Controversies and Limitations
– The APOLLO-CD trial was open-label and lacked a placebo comparator, potentially overestimating efficacy.
– Short-term follow-up (12 weeks) limits assessment of durability and long-term safety.
– Biomarker stratification, while promising in ARTEMIS-UC, requires further validation for clinical implementation.

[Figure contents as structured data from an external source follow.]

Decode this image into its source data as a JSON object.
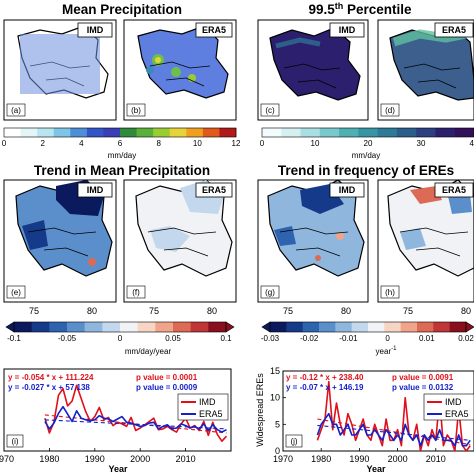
{
  "titles": {
    "mean": "Mean Precipitation",
    "pct_base": "99.5",
    "pct_sup": "th",
    "pct_rest": " Percentile",
    "trend_mean": "Trend in Mean Precipitation",
    "trend_freq": "Trend in frequency of EREs"
  },
  "maps": [
    {
      "panel": "(a)",
      "label": "IMD"
    },
    {
      "panel": "(b)",
      "label": "ERA5"
    },
    {
      "panel": "(c)",
      "label": "IMD"
    },
    {
      "panel": "(d)",
      "label": "ERA5"
    },
    {
      "panel": "(e)",
      "label": "IMD"
    },
    {
      "panel": "(f)",
      "label": "ERA5"
    },
    {
      "panel": "(g)",
      "label": "IMD"
    },
    {
      "panel": "(h)",
      "label": "ERA5"
    }
  ],
  "map_lon_ticks": [
    "75",
    "80"
  ],
  "colorbars": {
    "mean": {
      "ticks": [
        "0",
        "2",
        "4",
        "6",
        "8",
        "10",
        "12"
      ],
      "unit": "mm/day",
      "colors": [
        "#ffffff",
        "#e4f5f8",
        "#b8e6f0",
        "#7fc5e8",
        "#4d8fd6",
        "#3355c8",
        "#3a3fb8",
        "#2f8a3a",
        "#5ab03a",
        "#9acd32",
        "#e6d23a",
        "#f0a020",
        "#e05a1e",
        "#b01a1a"
      ]
    },
    "pct": {
      "ticks": [
        "0",
        "10",
        "20",
        "30",
        "40"
      ],
      "unit": "mm/day",
      "colors": [
        "#f4fbfc",
        "#d6f0f2",
        "#a9dfe2",
        "#78c8cc",
        "#4fb0b4",
        "#3895a4",
        "#2e7a97",
        "#2c5e8c",
        "#2c3f80",
        "#2b1f6e",
        "#33105a"
      ]
    },
    "trend_mean": {
      "ticks": [
        "-0.1",
        "-0.05",
        "0",
        "0.05",
        "0.1"
      ],
      "unit": "mm/day/year",
      "colors": [
        "#0a1a5c",
        "#163a8a",
        "#2e63b0",
        "#5b8fcc",
        "#8fb7dd",
        "#c3d8ec",
        "#f0f2f6",
        "#f7d5c4",
        "#f0a58a",
        "#dc6a55",
        "#c03535",
        "#8a0f1e"
      ]
    },
    "trend_freq": {
      "ticks": [
        "-0.03",
        "-0.02",
        "-0.01",
        "0",
        "0.01",
        "0.02"
      ],
      "unit_base": "year",
      "unit_sup": "-1",
      "colors": [
        "#0a1a5c",
        "#163a8a",
        "#2e63b0",
        "#5b8fcc",
        "#8fb7dd",
        "#c3d8ec",
        "#f0f2f6",
        "#f7d5c4",
        "#f0a58a",
        "#dc6a55",
        "#c03535",
        "#8a0f1e"
      ]
    }
  },
  "legend": {
    "imd": "IMD",
    "era5": "ERA5"
  },
  "colors": {
    "imd": "#e0101a",
    "era5": "#1420c8"
  },
  "chart_data": [
    {
      "type": "line",
      "panel": "(i)",
      "xlabel": "Year",
      "ylabel": "",
      "xlim": [
        1970,
        2020
      ],
      "x_ticks": [
        "1970",
        "1980",
        "1990",
        "2000",
        "2010"
      ],
      "eq_imd": "y = -0.054 * x + 111.224",
      "p_imd": "p value = 0.0001",
      "eq_era5": "y = -0.027 * x + 57.138",
      "p_era5": "p value = 0.0009",
      "x": [
        1979,
        1980,
        1981,
        1982,
        1983,
        1984,
        1985,
        1986,
        1987,
        1988,
        1989,
        1990,
        1991,
        1992,
        1993,
        1994,
        1995,
        1996,
        1997,
        1998,
        1999,
        2000,
        2001,
        2002,
        2003,
        2004,
        2005,
        2006,
        2007,
        2008,
        2009,
        2010,
        2011,
        2012,
        2013,
        2014,
        2015,
        2016,
        2017,
        2018,
        2019
      ],
      "series": [
        {
          "name": "IMD",
          "values": [
            4.0,
            2.2,
            3.5,
            6.8,
            7.6,
            5.5,
            6.1,
            8.0,
            6.4,
            4.8,
            3.6,
            4.2,
            5.3,
            3.8,
            4.1,
            3.1,
            3.5,
            3.3,
            3.0,
            4.1,
            2.5,
            2.8,
            3.2,
            3.6,
            4.0,
            2.6,
            2.7,
            3.0,
            2.6,
            2.3,
            3.3,
            4.0,
            2.8,
            3.1,
            2.5,
            3.6,
            1.9,
            3.5,
            2.0,
            1.2,
            1.8
          ]
        },
        {
          "name": "ERA5",
          "values": [
            3.6,
            2.7,
            3.4,
            4.6,
            5.4,
            4.5,
            3.6,
            4.9,
            4.0,
            3.8,
            3.7,
            3.8,
            4.3,
            4.0,
            3.9,
            3.6,
            3.9,
            4.2,
            3.5,
            3.4,
            3.2,
            3.0,
            3.1,
            3.4,
            3.5,
            2.7,
            3.0,
            3.2,
            2.7,
            2.8,
            3.3,
            3.1,
            2.8,
            3.0,
            2.7,
            3.3,
            2.5,
            3.2,
            2.6,
            2.3,
            2.6
          ]
        }
      ],
      "trend_values": {
        "IMD": [
          4.4,
          2.2
        ],
        "ERA5": [
          3.8,
          2.7
        ]
      }
    },
    {
      "type": "line",
      "panel": "(j)",
      "xlabel": "Year",
      "ylabel": "Widespread EREs",
      "xlim": [
        1970,
        2020
      ],
      "ylim": [
        0,
        15
      ],
      "x_ticks": [
        "1970",
        "1980",
        "1990",
        "2000",
        "2010"
      ],
      "y_ticks": [
        "0",
        "5",
        "10",
        "15"
      ],
      "eq_imd": "y = -0.12 * x + 238.40",
      "p_imd": "p value = 0.0091",
      "eq_era5": "y = -0.07 * x + 146.19",
      "p_era5": "p value = 0.0132",
      "x": [
        1979,
        1980,
        1981,
        1982,
        1983,
        1984,
        1985,
        1986,
        1987,
        1988,
        1989,
        1990,
        1991,
        1992,
        1993,
        1994,
        1995,
        1996,
        1997,
        1998,
        1999,
        2000,
        2001,
        2002,
        2003,
        2004,
        2005,
        2006,
        2007,
        2008,
        2009,
        2010,
        2011,
        2012,
        2013,
        2014,
        2015,
        2016,
        2017,
        2018,
        2019
      ],
      "series": [
        {
          "name": "IMD",
          "values": [
            2,
            4,
            6,
            13,
            4,
            9,
            5,
            3,
            7,
            5,
            2,
            4,
            6,
            3,
            2,
            5,
            3,
            1,
            6,
            2,
            2,
            4,
            1,
            10,
            3,
            2,
            5,
            0,
            3,
            1,
            4,
            2,
            10,
            1,
            3,
            2,
            0,
            8,
            1,
            0,
            1
          ]
        },
        {
          "name": "ERA5",
          "values": [
            3,
            5,
            6,
            7,
            5,
            5,
            3,
            4,
            5,
            3,
            3,
            4,
            5,
            3,
            3,
            4,
            3,
            2,
            4,
            3,
            2,
            3,
            2,
            5,
            3,
            2,
            3,
            1,
            3,
            2,
            3,
            2,
            4,
            2,
            2,
            2,
            1,
            3,
            1,
            1,
            2
          ]
        }
      ],
      "trend_values": {
        "IMD": [
          6.0,
          1.2
        ],
        "ERA5": [
          4.8,
          2.0
        ]
      }
    }
  ]
}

– Small sample sizes and heterogeneous patient populations may affect generalizability.
Conclusion
Tulisokibart, an anti-TL1A monoclonal antibody, demonstrated potential efficacy in inducing endoscopic and clinical remission in moderately to severely active Crohn’s disease and ulcerative colitis, particularly in populations with limited therapeutic options. The safety profile was favorable, with most adverse events being mild or moderate and no deaths reported. Ongoing phase 3, randomized, placebo-controlled trials are essential to confirm these results, determine long-term outcomes, and refine patient selection strategies. Tulisokibart represents a novel mechanism that could expand the therapeutic armamentarium for IBD if future studies validate its benefit.
References
Feagan BG, Sands BE, Siegel CA, Dubinsky MC, Longman RS, Sabino J, Laurent O, Luo A, Lu J, Nguyen DD, Muñoz-Elias EJ, Llewellyn H, Wang Y, Jang I, Bilsborough J, Marchelletta R, Towfic F, Yen M, Anderson JK, DuVall A, Kierkus J, Woynarowski M, Al Kharrat H, Targan SR, McGovern DPB. Safety and efficacy of the anti-TL1A monoclonal antibody tulisokibart for Crohn’s disease: a phase 2a induction trial. Lancet Gastroenterol Hepatol. 2025 Aug;10(8):715-725. doi: 10.1016/S2468-1253(25)00071-8.
Sands BE, Feagan BG, Peyrin-Biroulet L, Danese S, Rubin DT, Laurent O, Luo A, Nguyen DD, Lu J, Yen M, Leszczyszyn J, Kempiński R, McGovern DPB, Ma C, Ritter TE, Targan S; ARTEMIS-UC Study Group. Phase 2 Trial of Anti-TL1A Monoclonal Antibody Tulisokibart for Ulcerative Colitis. N Engl J Med. 2024 Sep 26;391(12):1119-1129. doi: 10.1056/NEJMoa2314076.